Ceci n'est pas une stratégie offensive pour l'agriculture, elle est défensive vis-à vis des marchés et vis a vis des attentes de la société civile. Il ne suffit pas de se fâcher contre les seules lois du marché et d'éviter de dire quelles devraient être les autres règles qui peuvent stabiliser la volatilité des cours. Pour requalifier la PAC et pour mettre la priorité sur la sécurité alimentaire il faudrait plutôt s'engager à créer une responsabilité des agriculteurs et des filières à mieux gérer leurs marchés et d'intégrer les attentes des consommateurs et de la société au delà des matières premières. Si l'état peut jouer un rôle dans un nouveau contrat entre la profession agricole et la société civile, c'est de définir les conditions pour toute aide publique qui soutiennent une production agricole durable au lieu de continuer à forcer le productivisme.

Il est trop facile d'offrir une nouvelle donne aux agriculteurs quand les prix agricoles continuent de grimper. Il est moins facile de mettre le doigt sur les problèmes qui vont se produire à cause de la concurrence entre la sécurité alimentaire et la sécurité énergétique. Le soutien public à l'essor des agro-carburants peut devenir une cause importante de la hausse des matières premières. Il ne suffit pas de demander à libérer les terres en jachères et de viser les surfaces cultivables importantes en Russie et Ukraine, comme si c'était une réserve a volonté. La sécurité alimentaire ne se produit pas sur nos terres marginales ou chez les autres.
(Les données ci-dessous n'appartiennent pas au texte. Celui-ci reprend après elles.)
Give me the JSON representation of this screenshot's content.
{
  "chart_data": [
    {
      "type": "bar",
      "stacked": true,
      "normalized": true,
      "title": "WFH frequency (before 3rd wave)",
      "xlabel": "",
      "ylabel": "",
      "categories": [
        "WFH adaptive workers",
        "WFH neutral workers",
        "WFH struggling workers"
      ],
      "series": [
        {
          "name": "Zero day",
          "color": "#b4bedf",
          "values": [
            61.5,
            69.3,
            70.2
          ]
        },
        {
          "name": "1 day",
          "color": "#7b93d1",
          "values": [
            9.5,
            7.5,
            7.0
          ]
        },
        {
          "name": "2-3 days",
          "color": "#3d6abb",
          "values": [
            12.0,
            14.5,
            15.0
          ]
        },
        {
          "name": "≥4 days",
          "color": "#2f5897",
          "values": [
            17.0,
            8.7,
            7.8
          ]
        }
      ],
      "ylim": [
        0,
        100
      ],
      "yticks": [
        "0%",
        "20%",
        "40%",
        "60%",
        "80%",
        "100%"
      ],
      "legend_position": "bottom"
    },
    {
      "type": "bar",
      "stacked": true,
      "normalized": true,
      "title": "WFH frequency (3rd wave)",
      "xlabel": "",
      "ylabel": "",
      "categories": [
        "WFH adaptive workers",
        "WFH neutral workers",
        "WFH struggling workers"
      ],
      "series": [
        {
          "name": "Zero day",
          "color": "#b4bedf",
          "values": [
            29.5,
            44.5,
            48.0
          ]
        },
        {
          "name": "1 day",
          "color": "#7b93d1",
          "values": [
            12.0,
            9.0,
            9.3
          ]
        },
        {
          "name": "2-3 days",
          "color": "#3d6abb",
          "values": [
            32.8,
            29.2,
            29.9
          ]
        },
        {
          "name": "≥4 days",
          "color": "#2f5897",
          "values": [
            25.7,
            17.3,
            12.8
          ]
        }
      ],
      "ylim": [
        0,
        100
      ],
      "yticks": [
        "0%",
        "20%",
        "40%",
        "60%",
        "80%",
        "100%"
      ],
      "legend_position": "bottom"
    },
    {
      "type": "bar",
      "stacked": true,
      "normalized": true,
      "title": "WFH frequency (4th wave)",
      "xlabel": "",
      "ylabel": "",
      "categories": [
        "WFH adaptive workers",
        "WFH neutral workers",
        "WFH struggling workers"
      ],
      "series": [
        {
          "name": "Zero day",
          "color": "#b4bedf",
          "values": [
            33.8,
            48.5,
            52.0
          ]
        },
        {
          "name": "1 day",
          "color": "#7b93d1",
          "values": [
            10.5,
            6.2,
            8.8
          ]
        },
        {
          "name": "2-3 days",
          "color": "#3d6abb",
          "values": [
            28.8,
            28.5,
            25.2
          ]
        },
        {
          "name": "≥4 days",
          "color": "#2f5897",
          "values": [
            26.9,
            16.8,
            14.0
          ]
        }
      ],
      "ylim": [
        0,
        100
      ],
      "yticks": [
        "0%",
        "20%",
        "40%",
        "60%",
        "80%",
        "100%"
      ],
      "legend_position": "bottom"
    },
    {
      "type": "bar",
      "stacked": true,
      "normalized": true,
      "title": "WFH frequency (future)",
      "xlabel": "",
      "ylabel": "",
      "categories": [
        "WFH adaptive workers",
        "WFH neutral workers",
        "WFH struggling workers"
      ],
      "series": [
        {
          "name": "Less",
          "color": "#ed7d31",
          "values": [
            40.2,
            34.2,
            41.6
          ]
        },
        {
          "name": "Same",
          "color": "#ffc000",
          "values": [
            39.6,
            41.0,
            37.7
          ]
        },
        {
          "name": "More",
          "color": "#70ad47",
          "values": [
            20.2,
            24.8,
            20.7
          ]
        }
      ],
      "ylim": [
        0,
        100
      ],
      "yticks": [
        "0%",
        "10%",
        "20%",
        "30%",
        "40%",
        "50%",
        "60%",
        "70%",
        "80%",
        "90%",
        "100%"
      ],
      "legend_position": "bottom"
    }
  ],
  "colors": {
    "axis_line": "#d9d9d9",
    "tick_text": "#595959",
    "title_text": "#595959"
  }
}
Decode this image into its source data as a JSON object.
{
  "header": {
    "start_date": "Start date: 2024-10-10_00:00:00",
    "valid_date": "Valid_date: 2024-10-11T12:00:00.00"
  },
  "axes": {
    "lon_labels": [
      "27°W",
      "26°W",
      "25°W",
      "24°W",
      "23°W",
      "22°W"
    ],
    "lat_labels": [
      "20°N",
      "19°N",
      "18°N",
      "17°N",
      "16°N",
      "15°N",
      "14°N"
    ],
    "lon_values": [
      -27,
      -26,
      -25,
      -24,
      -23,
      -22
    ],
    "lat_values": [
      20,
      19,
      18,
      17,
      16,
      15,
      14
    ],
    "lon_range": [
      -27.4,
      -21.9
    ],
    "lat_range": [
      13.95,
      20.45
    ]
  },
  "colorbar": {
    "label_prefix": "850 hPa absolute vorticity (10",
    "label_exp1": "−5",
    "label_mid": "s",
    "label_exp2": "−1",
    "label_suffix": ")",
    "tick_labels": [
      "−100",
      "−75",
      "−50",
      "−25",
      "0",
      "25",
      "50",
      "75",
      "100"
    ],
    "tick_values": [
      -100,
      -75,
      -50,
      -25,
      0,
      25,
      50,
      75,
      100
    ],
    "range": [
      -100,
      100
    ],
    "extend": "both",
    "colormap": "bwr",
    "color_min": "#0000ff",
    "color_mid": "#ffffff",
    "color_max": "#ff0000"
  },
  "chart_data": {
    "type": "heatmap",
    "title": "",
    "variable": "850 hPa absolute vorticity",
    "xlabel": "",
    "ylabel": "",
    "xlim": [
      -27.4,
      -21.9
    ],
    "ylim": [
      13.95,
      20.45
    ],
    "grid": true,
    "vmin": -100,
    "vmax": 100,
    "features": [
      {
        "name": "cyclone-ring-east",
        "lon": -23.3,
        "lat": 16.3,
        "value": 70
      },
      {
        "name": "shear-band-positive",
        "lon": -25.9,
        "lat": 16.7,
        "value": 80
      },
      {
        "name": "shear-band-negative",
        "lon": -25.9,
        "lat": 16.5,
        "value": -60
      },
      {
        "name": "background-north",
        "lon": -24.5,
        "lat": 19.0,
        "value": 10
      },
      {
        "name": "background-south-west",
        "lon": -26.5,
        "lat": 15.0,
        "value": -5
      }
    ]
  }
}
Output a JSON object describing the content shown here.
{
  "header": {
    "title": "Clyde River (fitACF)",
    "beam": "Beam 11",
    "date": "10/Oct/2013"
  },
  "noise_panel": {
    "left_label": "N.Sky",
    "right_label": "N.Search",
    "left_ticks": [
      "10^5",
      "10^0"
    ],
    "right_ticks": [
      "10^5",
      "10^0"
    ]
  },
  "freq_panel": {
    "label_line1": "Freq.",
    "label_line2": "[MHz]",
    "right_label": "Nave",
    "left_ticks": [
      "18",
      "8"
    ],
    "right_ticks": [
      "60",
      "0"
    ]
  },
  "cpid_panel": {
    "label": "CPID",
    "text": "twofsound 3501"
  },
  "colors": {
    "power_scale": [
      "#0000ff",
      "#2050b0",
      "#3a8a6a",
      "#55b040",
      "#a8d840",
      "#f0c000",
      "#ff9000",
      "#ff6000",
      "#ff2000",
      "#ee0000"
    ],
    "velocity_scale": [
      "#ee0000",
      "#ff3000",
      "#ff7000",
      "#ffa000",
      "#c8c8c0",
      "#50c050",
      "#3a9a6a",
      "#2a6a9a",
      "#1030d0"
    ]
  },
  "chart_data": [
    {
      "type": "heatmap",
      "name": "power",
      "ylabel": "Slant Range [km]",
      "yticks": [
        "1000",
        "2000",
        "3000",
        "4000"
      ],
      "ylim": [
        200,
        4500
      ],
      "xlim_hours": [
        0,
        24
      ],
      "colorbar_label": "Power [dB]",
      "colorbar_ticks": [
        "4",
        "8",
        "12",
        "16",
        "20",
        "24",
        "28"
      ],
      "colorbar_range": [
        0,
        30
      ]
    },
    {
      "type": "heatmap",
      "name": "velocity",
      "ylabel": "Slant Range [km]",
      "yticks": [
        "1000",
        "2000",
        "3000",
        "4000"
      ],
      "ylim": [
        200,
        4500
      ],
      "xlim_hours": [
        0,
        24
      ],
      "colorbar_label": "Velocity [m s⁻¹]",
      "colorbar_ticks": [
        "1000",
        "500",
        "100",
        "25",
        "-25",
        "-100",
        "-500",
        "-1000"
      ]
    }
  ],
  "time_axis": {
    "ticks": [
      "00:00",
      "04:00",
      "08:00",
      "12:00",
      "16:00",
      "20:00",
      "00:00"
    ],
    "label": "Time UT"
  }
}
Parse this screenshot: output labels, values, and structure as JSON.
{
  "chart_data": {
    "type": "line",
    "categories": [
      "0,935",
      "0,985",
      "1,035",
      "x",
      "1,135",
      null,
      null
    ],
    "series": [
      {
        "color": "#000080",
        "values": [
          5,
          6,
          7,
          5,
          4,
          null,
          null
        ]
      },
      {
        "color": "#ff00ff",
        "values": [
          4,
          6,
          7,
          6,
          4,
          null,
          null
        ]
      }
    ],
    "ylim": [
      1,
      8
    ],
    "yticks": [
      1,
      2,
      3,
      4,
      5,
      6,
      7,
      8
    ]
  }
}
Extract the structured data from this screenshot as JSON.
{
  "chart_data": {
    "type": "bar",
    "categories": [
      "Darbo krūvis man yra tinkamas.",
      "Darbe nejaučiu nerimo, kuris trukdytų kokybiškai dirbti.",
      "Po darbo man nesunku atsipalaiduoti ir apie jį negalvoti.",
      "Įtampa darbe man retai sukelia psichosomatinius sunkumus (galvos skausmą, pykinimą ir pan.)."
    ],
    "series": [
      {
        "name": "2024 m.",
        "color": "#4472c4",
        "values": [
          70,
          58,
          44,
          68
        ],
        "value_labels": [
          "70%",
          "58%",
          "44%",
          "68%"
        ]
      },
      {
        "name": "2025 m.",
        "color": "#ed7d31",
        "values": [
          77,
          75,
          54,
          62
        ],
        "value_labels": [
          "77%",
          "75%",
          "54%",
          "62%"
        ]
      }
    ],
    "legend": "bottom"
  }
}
Il faut travailler sur un système qui approche les producteurs et les consommateurs tout en intégrant les vrais coûts d'une production durable dans nos chaînes d'alimentation.

Il est vrai que la hausse des prix agricoles est une occasion qu'il faut saisir. Mais pour quoi faire? Continuer de forcer la compétitivité à tout prix, c'est à dire d'investir dans la concentration de la production, dans la restructuration des exploitations, dans l'orientation à l'exportation? Produire les céréales fourragères pour les porcheries chinoises? Est-ce ce type de co-développement que Monsieur Barnier envisage? Il n'est pas du tout acquis que la hausse des prix agricoles puisse aider les agricultures locales en Afrique, étant donné le pouvoir des agro-industries sur les marchés mondiaux. Il faut donc cibler les infrastructures rurales dans les pays en développement qui permettent le réinvestissement de la valeur ajoutée sur place dans le développement de l'agriculture.

Un nouveau grenelle dans le milieu agricole et rural doit se concentrer sur un nouveau cadre politique qui gère l'agriculture européenne vers un développement rural durable. Il faut négocier sur les meilleures conditions pour préserver l'eau, la fertilité des sols, la biodiversité, au lieu de mettre l'accent sur l'infrastructure pour l'export. Il faut travailler sur l'efficacité de l'emploi de l'énergie, au lieu de la gaspiller dans le transport à longue distance. Il faut sortir de la logique de compensation par les aides et rentrer dans un dispositif rémunérant les systèmes agricoles durables. La France peut gagner si le gouvernement renforce cette démarche visant à transformer la politique agricole en une politique de développement rural et de sécurité alimentaire.